Interview : Faire comprendre aux jeunes qu’ils ont leur place dans la société
À la Maison de Jeunes d’Auderghem, Pirès accompagne quotidiennement des jeunes aux parcours, aux envies et aux personnalités multiples. Animateur de terrain, il observe directement ce que les Maisons de Jeunes peuvent apporter à celles et ceux qui en franchissent la porte : un lieu où se sentir accueilli, écouté et suffisamment en confiance pour développer ses propres projets.
Pour lui, l’utilité d’une Maison de Jeunes commence par la création d’un environnement sécurisant. « Cela leur apporte un endroit où ils peuvent se sentir à l’aise, écoutés et en confiance », explique-t-il. Dans une société où les jeunes peuvent parfois avoir le sentiment de ne pas être entendus ou de devoir constamment faire leurs preuves, disposer d’un espace accessible, sans jugement, est loin d’être anodin.
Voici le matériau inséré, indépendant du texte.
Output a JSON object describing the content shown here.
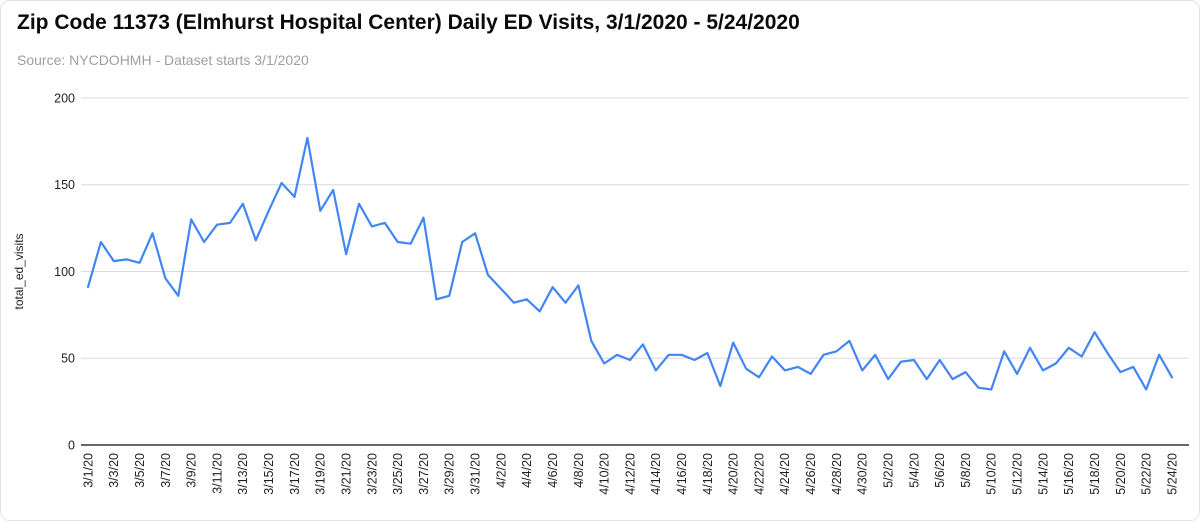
{
  "header": {
    "title": "Zip Code 11373 (Elmhurst Hospital Center) Daily ED Visits, 3/1/2020 - 5/24/2020",
    "source": "Source: NYCDOHMH - Dataset starts 3/1/2020"
  },
  "chart_data": {
    "type": "line",
    "title": "Zip Code 11373 (Elmhurst Hospital Center) Daily ED Visits, 3/1/2020 - 5/24/2020",
    "xlabel": "",
    "ylabel": "total_ed_visits",
    "ylim": [
      0,
      200
    ],
    "yticks": [
      0,
      50,
      100,
      150,
      200
    ],
    "grid": true,
    "legend": "none",
    "x_tick_every": 2,
    "x": [
      "3/1/20",
      "3/2/20",
      "3/3/20",
      "3/4/20",
      "3/5/20",
      "3/6/20",
      "3/7/20",
      "3/8/20",
      "3/9/20",
      "3/10/20",
      "3/11/20",
      "3/12/20",
      "3/13/20",
      "3/14/20",
      "3/15/20",
      "3/16/20",
      "3/17/20",
      "3/18/20",
      "3/19/20",
      "3/20/20",
      "3/21/20",
      "3/22/20",
      "3/23/20",
      "3/24/20",
      "3/25/20",
      "3/26/20",
      "3/27/20",
      "3/28/20",
      "3/29/20",
      "3/30/20",
      "3/31/20",
      "4/1/20",
      "4/2/20",
      "4/3/20",
      "4/4/20",
      "4/5/20",
      "4/6/20",
      "4/7/20",
      "4/8/20",
      "4/9/20",
      "4/10/20",
      "4/11/20",
      "4/12/20",
      "4/13/20",
      "4/14/20",
      "4/15/20",
      "4/16/20",
      "4/17/20",
      "4/18/20",
      "4/19/20",
      "4/20/20",
      "4/21/20",
      "4/22/20",
      "4/23/20",
      "4/24/20",
      "4/25/20",
      "4/26/20",
      "4/27/20",
      "4/28/20",
      "4/29/20",
      "4/30/20",
      "5/1/20",
      "5/2/20",
      "5/3/20",
      "5/4/20",
      "5/5/20",
      "5/6/20",
      "5/7/20",
      "5/8/20",
      "5/9/20",
      "5/10/20",
      "5/11/20",
      "5/12/20",
      "5/13/20",
      "5/14/20",
      "5/15/20",
      "5/16/20",
      "5/17/20",
      "5/18/20",
      "5/19/20",
      "5/20/20",
      "5/21/20",
      "5/22/20",
      "5/23/20",
      "5/24/20"
    ],
    "series": [
      {
        "name": "total_ed_visits",
        "color": "#4285f4",
        "values": [
          91,
          117,
          106,
          107,
          105,
          122,
          96,
          86,
          130,
          117,
          127,
          128,
          139,
          118,
          135,
          151,
          143,
          177,
          135,
          147,
          110,
          139,
          126,
          128,
          117,
          116,
          131,
          84,
          86,
          117,
          122,
          98,
          90,
          82,
          84,
          77,
          91,
          82,
          92,
          60,
          47,
          52,
          49,
          58,
          43,
          52,
          52,
          49,
          53,
          34,
          59,
          44,
          39,
          51,
          43,
          45,
          41,
          52,
          54,
          60,
          43,
          52,
          38,
          48,
          49,
          38,
          49,
          38,
          42,
          33,
          32,
          54,
          41,
          56,
          43,
          47,
          56,
          51,
          65,
          53,
          42,
          45,
          32,
          52,
          39
        ]
      }
    ],
    "colors": {
      "line": "#4285f4",
      "gridline": "#dadada",
      "axis_line": "#333333",
      "tick_label": "#1f1f1f",
      "axis_title": "#1f1f1f"
    }
  }
}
La Maison de Jeunes devient alors un point de repère. Les jeunes peuvent y venir pour rencontrer d’autres personnes, participer à une activité ou simplement passer du temps dans un cadre différent de l’école et de la famille. Ils peuvent également y proposer des idées et construire des projets avec l’appui des animateurs. « Ils voient qu’il y a des personnes qui sont là pour eux et pour les aider à réaliser des choses dans leur vie », souligne Pirès.
Derrière les ateliers, les sorties, les projets artistiques ou les moments informels, le travail d’animation poursuit ainsi un objectif essentiel : permettre aux jeunes de prendre conscience de leurs capacités. À Auderghem comme dans les autres Maisons de Jeunes, les animateurs ne se contentent pas d’organiser des activités. Ils accompagnent les jeunes dans leurs réflexions, les encouragent à prendre des initiatives et les aident à transformer une envie parfois encore floue en projet concret.
Redonner de la confiance
Lorsqu’on lui demande ce qui le rend le plus fier dans son métier, Pirès évoque immédiatement les jeunes qui manquent de confiance et d’assurance. Pour l’animateur, l’une des missions les plus importantes consiste à les valoriser et à les aider à changer le regard qu’ils portent sur eux-mêmes.
« Il faut leur faire comprendre que ce sont des personnes importantes dans la société et qu’elles méritent aussi d’avoir leur place », affirme-t-il. Cette reconnaissance peut passer par de petites étapes : oser prendre la parole devant un groupe, proposer une idée, participer à l’organisation d’une activité ou montrer une création. Des gestes parfois ordinaires en apparence, mais qui peuvent représenter de grandes avancées pour un jeune qui doute de lui-même.
La réussite ne se mesure donc pas uniquement au nombre de projets organisés ou de participants accueillis. Elle se lit aussi dans les évolutions individuelles. Un jeune qui s’exprime davantage, qui ose prendre des responsabilités ou qui découvre une compétence qu’il ne pensait pas posséder témoigne du travail réalisé au quotidien.
Pour Pirès, valoriser les jeunes signifie également leur rappeler qu’ils ont quelque chose à apporter aux autres. Ils ne sont pas seulement les bénéficiaires d’une activité pensée pour eux. Ils peuvent devenir acteurs de leur Maison de Jeunes, participer à la vie collective et contribuer à leur environnement.
Empathie, bienveillance et amour
Pour résumer l’esprit des Centres de Jeunes, Pirès choisit trois mots : « empathie, bienveillance et amour ». Trois termes qui traduisent une manière particulière d’envisager le travail avec les jeunes.
L’empathie permet de comprendre les réalités vécues sans réduire un jeune à ses difficultés. La bienveillance aide à construire une relation basée sur le respect, l’écoute et l’encouragement. Quant au mot « amour », Pirès l’assume pleinement. « Cela manque d’amour dans la société », estime-t-il.
Des opportunités pour trouver sa voie
À l’occasion des 55 ans de la FCJMP, Pirès insiste également sur les portes que la Fédération et les Maisons de Jeunes peuvent ouvrir. Elles donnent aux jeunes la possibilité de se mettre en avant, de travailler sur des projets et de découvrir le monde professionnel.
Pour certains, cette première expérience peut constituer un véritable déclic. Un projet culturel, un événement, une création collective ou une responsabilité confiée au sein de la Maison de Jeunes peut permettre de découvrir un intérêt, une compétence ou une voie professionnelle.
« Cela ouvre des portes à des personnes qui ne savent pas quoi faire et leur permet de trouver quelque chose à construire dans leur vie », résume Pirès. À travers le témoignage de Pirès, c’est toute la dimension humaine du secteur qui se dessine. Celle d’animateurs présents au quotidien, attentifs aux évolutions parfois discrètes et convaincus qu’une rencontre, un encouragement ou une opportunité peuvent modifier durablement un parcours.